Higher Colleges of Technology, Dubai, UAE.
School of Engineering, Malla Reddy University, Hyderabad, India.
Big Data. 2022 Apr;10(2):151-160. doi: 10.1089/big.2021.0132. Epub 2021 Sep 23.
Fetching useful information from big medical datasets is a complicated task in the big data age. Various classification algorithms are used in the data mining process to analyze information from the big medical dataset. Nevertheless, these classification algorithms are insufficient to handle big medical data. This work proposes an efficient, ensemble-based classification framework for big medical data to deal with this problem. The proposed work involves initially applying the preprocessing technique to remove noise, missing values, and unwanted features from big medical data. The process selects a subset of classifiers from a pool of classifiers. The selected classifiers are combined to form a hybrid system for efficient classification. The methodology further involves incremental learning from data samples, explaining the predicted outputs, and achieving high classification performance. Java is used for simulation, and the Cleveland Heart Disease big dataset and Diabetes big dataset are used for classification. The experimental result shows that the proposed ensemble algorithm provides an efficient classification compared with existing algorithms based on accuracy, precision, F-measure, recall, and execution time.

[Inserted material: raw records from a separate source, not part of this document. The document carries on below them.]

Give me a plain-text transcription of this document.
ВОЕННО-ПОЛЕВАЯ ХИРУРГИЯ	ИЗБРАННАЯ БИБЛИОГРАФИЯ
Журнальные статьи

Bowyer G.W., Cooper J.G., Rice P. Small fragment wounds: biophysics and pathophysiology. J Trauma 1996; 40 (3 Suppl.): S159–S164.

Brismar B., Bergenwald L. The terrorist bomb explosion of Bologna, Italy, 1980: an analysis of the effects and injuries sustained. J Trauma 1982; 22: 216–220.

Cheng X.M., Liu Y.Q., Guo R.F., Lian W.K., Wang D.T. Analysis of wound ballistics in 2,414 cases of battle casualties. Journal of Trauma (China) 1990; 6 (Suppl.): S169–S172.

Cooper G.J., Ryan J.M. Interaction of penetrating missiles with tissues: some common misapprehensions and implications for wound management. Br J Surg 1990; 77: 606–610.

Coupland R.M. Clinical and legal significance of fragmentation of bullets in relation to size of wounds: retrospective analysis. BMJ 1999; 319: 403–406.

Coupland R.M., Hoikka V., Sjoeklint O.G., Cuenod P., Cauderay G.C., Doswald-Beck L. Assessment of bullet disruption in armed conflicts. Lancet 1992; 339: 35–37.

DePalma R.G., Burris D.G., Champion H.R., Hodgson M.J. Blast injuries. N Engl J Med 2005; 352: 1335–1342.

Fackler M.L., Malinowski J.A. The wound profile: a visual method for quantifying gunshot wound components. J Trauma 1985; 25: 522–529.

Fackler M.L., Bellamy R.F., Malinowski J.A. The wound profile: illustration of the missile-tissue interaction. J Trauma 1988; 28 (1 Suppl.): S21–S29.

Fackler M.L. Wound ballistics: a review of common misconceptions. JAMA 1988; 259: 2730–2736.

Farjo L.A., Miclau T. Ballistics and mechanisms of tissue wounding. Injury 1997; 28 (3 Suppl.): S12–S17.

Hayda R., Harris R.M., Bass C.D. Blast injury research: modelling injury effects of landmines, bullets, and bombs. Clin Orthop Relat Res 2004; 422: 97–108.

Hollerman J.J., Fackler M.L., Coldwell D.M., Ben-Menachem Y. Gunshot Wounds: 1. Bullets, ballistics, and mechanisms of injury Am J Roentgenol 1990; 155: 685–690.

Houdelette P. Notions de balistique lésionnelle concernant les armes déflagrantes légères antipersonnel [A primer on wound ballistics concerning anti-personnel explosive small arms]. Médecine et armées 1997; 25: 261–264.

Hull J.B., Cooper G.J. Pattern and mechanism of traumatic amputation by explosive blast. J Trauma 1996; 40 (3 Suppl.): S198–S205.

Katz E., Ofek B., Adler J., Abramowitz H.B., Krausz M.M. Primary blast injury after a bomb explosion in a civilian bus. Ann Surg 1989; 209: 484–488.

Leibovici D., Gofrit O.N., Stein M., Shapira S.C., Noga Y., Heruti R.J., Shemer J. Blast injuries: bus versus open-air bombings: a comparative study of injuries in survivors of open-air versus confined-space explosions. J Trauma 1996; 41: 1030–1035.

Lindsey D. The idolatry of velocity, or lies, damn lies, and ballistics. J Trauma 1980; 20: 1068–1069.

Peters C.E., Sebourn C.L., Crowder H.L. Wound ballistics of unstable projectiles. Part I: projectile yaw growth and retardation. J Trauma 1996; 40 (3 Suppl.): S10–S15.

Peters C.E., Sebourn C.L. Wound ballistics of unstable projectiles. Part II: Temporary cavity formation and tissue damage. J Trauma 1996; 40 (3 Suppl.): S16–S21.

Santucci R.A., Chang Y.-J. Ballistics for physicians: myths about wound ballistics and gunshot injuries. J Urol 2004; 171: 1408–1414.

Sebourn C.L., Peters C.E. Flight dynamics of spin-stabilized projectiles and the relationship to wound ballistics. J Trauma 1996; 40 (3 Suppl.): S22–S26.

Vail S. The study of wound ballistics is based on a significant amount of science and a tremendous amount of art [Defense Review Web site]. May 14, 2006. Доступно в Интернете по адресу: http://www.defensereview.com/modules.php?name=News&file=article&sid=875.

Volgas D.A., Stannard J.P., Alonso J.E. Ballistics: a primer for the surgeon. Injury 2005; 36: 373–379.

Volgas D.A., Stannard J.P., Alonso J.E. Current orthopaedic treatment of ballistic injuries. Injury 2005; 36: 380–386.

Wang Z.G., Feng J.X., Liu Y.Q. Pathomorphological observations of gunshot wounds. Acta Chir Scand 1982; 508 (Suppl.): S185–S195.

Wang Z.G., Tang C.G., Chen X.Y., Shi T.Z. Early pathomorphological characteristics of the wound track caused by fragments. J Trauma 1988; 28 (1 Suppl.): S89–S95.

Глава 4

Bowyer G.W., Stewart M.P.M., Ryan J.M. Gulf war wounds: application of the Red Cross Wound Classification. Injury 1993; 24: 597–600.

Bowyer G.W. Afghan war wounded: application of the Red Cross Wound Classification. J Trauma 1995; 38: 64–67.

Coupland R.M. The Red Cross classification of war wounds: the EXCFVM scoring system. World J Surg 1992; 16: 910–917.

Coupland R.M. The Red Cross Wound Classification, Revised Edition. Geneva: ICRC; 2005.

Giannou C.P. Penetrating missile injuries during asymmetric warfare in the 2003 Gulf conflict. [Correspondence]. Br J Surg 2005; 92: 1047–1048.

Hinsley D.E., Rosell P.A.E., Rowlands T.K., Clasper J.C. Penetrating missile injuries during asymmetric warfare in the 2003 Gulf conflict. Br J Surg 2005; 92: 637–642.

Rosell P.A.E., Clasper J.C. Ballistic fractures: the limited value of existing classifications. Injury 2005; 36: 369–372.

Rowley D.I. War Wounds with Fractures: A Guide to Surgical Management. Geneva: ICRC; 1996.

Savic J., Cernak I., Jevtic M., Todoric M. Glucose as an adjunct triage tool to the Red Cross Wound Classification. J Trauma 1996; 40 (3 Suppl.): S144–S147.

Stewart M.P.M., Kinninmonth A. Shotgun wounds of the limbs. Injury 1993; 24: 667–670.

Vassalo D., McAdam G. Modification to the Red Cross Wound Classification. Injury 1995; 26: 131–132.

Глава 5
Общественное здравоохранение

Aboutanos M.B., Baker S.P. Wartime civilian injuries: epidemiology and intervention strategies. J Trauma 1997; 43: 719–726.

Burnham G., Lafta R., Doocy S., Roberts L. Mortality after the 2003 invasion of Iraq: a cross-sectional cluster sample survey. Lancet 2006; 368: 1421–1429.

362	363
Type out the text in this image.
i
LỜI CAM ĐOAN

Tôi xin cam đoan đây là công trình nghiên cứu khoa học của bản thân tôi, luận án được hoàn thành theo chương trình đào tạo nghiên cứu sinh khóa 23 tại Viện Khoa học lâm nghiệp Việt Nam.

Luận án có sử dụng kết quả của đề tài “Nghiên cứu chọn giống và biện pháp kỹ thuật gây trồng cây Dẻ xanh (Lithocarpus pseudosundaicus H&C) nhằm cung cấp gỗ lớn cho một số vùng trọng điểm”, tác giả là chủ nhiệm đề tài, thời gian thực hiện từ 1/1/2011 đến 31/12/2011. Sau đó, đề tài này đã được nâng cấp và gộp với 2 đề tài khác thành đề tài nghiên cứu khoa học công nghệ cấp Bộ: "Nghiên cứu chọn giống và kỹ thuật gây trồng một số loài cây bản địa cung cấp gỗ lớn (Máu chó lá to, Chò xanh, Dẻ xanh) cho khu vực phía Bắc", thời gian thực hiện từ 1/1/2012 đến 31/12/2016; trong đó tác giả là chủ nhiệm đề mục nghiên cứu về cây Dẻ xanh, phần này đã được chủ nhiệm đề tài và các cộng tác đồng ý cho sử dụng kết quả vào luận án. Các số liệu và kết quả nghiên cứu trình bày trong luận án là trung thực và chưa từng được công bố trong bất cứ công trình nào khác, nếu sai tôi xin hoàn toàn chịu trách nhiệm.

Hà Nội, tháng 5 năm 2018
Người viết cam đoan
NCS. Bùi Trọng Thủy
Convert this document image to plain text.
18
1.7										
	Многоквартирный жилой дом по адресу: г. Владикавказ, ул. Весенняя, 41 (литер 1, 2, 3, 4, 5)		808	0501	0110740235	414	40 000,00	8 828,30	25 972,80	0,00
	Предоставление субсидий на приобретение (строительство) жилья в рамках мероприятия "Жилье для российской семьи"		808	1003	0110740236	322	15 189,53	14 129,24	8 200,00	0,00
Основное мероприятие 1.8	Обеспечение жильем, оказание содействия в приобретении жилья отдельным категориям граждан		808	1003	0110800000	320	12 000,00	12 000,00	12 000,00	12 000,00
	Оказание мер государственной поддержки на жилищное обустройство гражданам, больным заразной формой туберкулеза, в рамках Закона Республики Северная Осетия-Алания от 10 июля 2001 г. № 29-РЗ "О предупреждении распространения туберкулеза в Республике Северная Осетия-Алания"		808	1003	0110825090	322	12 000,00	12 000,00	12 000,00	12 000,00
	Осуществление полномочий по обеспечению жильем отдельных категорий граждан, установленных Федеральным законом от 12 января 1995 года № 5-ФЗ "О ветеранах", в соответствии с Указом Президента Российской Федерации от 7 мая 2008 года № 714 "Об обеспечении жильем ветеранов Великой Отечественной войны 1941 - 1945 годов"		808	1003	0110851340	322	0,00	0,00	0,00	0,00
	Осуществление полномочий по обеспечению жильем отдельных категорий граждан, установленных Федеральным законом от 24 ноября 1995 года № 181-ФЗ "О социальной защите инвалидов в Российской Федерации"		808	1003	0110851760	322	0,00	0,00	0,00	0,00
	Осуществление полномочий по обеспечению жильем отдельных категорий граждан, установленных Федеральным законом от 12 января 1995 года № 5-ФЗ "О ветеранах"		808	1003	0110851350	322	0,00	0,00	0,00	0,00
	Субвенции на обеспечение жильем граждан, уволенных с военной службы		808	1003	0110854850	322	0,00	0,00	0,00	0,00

从大型医疗数据集中获取有用信息是大数据时代的一项复杂任务。在数据挖掘过程中,使用各种分类算法来分析来自大型医疗数据集的信息。然而,这些分类算法不足以处理大型医疗数据。针对这个问题,本工作提出了一种用于大型医疗数据的高效、基于集成的分类框架。本工作涉及首先应用预处理技术从大型医疗数据中去除噪声、缺失值和不需要的特征。该过程从分类器池中选择一个分类器子集。选择的分类器被组合形成一个混合系统,以实现有效的分类。该方法还涉及从数据样本中进行增量学习,解释预测输出,并实现高分类性能。Java 用于模拟,Cleveland Heart Disease 大型数据集和 Diabetes 大型数据集用于分类。实验结果表明,与基于准确性、精度、F 度量、召回率和执行时间的现有算法相比,所提出的集成算法提供了更有效的分类。